RAMSLOH Das Jugendparlament in Ramsloh ist noch nicht offiziell im Amt, bekommt aber schon erste Kritik von Jugendlichen zu spüren. Denn nach Aussagen einiger Parlamentarier gebe es grundsätzlich ein zu geringes Angebot an Freizeitmöglichkeiten (die NWZ  berichtete). Das können Johannes Lüken (20), Richard Gärtner (17), Stanislaw Ruppel (18) und Eike Krone (21) überhaupt nicht verstehen. „Es gibt genügend Möglichkeiten im Saterland“, sagt der aus Ramsloh stammende Johannes Lüken. Seine Freunde nicken ihm zustimmend zu. Versammelt haben sich die vier am Dienstag am neu gestalteten Basketballplatz gegenüber des Schwimmbads in Ramsloh.

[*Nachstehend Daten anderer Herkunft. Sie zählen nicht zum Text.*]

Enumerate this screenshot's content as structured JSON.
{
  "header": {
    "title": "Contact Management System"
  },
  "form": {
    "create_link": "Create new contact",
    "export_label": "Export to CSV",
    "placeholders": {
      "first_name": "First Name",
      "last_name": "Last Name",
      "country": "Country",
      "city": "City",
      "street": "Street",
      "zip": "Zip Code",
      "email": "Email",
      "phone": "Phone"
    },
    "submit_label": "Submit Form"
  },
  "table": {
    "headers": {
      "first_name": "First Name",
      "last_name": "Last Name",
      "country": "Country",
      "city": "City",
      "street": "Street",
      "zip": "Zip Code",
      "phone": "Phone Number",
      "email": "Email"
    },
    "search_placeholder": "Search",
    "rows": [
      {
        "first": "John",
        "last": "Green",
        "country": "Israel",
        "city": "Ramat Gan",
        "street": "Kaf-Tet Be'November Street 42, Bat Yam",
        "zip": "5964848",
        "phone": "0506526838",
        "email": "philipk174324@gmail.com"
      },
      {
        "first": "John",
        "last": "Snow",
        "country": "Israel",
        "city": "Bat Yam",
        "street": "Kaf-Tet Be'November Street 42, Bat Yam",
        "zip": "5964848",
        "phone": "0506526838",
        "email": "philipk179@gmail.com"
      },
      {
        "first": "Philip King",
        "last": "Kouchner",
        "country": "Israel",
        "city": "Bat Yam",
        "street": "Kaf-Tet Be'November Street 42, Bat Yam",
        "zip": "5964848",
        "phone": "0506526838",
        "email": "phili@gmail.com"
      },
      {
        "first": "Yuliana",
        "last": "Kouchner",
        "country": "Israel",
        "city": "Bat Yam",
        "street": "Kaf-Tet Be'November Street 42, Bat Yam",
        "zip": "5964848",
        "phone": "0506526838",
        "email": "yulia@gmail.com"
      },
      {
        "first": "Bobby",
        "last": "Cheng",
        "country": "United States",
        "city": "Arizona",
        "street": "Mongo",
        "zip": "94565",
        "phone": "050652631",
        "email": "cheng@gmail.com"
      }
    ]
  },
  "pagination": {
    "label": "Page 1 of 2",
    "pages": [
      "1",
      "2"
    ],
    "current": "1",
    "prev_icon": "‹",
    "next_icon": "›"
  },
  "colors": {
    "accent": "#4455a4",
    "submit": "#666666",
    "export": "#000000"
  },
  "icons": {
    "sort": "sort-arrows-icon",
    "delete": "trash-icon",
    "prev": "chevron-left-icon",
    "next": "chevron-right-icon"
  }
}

Kritik nicht gerechtfertigt

„Die Kritik ist nicht gerechtfertigt, auch im Jugendtreff ist weder der Kicker kaputt, noch ist dort nichts los“, sagt Lüken weiter. Außerdem wurden, so Lüken, erst vor kurzem ein neuer Fernseher und ein neuer Kickertisch angeschafft. Er und seine Freunde halten sich regelmäßig im Jugendtreff auf. „Im Schnitt sind 20 Leute da, die jüngsten sind erst sieben“, berichtet Richard Gärtner, der aus Scharrel stammt. Auch in Scharrel gebe es einen Treffpunkt, den Jugendliche zusammen mit Gemeindejugendpfleger Sulejman Aliev errichtet haben.

Gefordert wurde von den Parlamentsmitgliedern ein Treff für jede Gemeinde. Das sei nach Meinung der vier Freunde utopisch. „Wir können froh sein, dass wir überhaupt zwei Jugendtreffs haben“, meint Eike Krone. Des Weiteren gebe es im Saterland zahlreiche Sportmöglichkeiten wie Tischtennis, Volleyball, Boxen, Taekwondo oder auch die Skaterbahn.

Zahlreiche Möglichkeiten

„Auch hier wurde eine Erweiterung gefordert. Ich glaube allerdings, dass die Anlage derzeit noch nicht einmal ausgelastet ist“, sagt Lüken. Auch würden in den Ferien zahlreiche Angebote durch die Jugendtreffs angeboten, so wie das Mitternachtsschwimmen oder Fahren in Freizeitparks. „Unsere Kritik ist nicht böse gemeint, wir wollen lediglich klarstellen, dass hier in Sachen Jugend gute Arbeit geleistet wird“, so Lüken. Wenig Verständnis haben die vier jungen Männer für die Aussage, dass sich das Parlament mehr um russlanddeutsche Jugendliche als um jene ohne Migrationshintergrund kümmern wolle. Lüken: „Die Freizeitangebote der Gemeinde gelten für alle Jugendlichen, egal welche Religion, Hautfarbe oder Nationalität sie haben. Die Frage ist nur, wer diese Möglichkeiten annimmt.“ Die Parlamentarier sollten sich erst einmal genau darüber informieren, was im Saterland los ist und sich einen Überblick über das Jugendangebot verschaffen, lautet die kollektive Meinung der vier. Gerne stehen sie auch für Gespräche zur Verfügung. Anzutreffen sind sie am Montag- und Mittwochabend im Jugendtreff Ramsloh.